# code questions



## seagixxer (Sep 19, 2015)

Just have some questions i can't find in code book

What fixture works best with siphonage?

Max distance of house trap to exterior wall

In which case is a drinking fountain installed in bathroom?

Min height of F.A.I?

Height of vacuum breaker above counter top?


----------



## ShtRnsdownhill (Jan 13, 2016)

best advice for you is to call the building dept that covers your area and ask a plumbing inspector...before you get yourself in trouble again...but why do you need to know this info?


----------



## Workhorseplmg (Apr 10, 2013)

I don't think a drinking fountain can be installed in a bathroom. It can't here anyway.


----------



## Ghostmaker (Jan 12, 2013)

In which case is a drinking fountain installed in bathroom?
IPC 

410.3 *Prohibited location*. Drinking fountains, water coolers and bottled water dispensers shall not be installed in public restrooms.

Height of vacuum breaker above counter top?

609.4 *Vacuum breaker installation*. Vacuum breakers shall be installed a minimum of 6 inches (152 mm) above the flood level rim of the fixture or device in accordance with Section
The flood level rim of hose connections shall be the maximum height at which any hose is utilized.




What fixture works best with siphonage?


? not sure what your talking about? If its back flow prevention it would depend on the risk. But the best overall is air-gap.


Min height of F.A.I?


Have no idea what your referring to?


What fixture works best with siphonage?


906.1 *Distance of trap from vent.* Each fixture trap shall have a protecting vent located so that the slope and the developed length in the fixture drain from the trap weir to the vent fitting are within the requirements set forth in Table  906.1.
*Exception: The developed length of the fixture drain from the trap weir to the vent fitting for self-siphoning fixtures, such as water closets, shall not be limited in individual vent, common vent, and wet vent systems.*


----------



## Rexticle (Nov 12, 2011)

I know we aren't using the same code but I don't have specific measurements regarding how close a building trap should be to the wall. It just says it should be as short as possible. 

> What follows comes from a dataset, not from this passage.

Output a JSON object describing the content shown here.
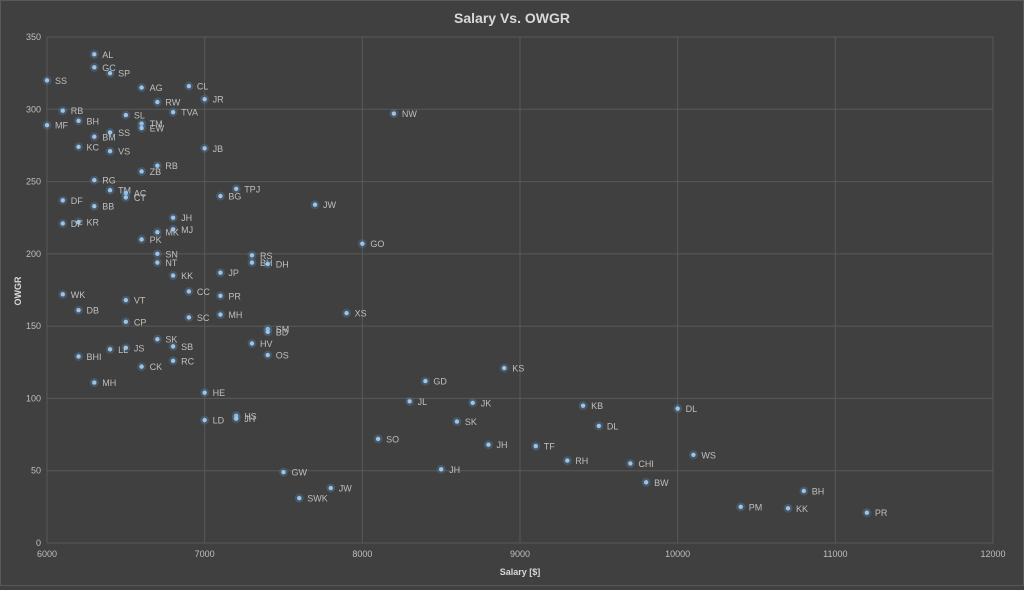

As for a fresh air inlet, it just needs to be piped in 4" and be above ground. 5" or 5 feet, doesn't make any difference to me.


----------



## leakfree (Apr 3, 2011)

You can do a drinking fountain in a restroom/cell in a correctional facility.I have a combo D/F,sink down in the garage in S.S.,left over from a jail job.


----------



## Eddy k (Jan 30, 2015)

That is funny, had an extra stainless steal prison fixtures that I carried around for a couple of years swearing I would put it in my garage someday, did not own a house at the time, I ended up passing it on to somebody else. Thought it would be a cool novelty item for the garage. Worked on a lot of jails in New Mexico.


----------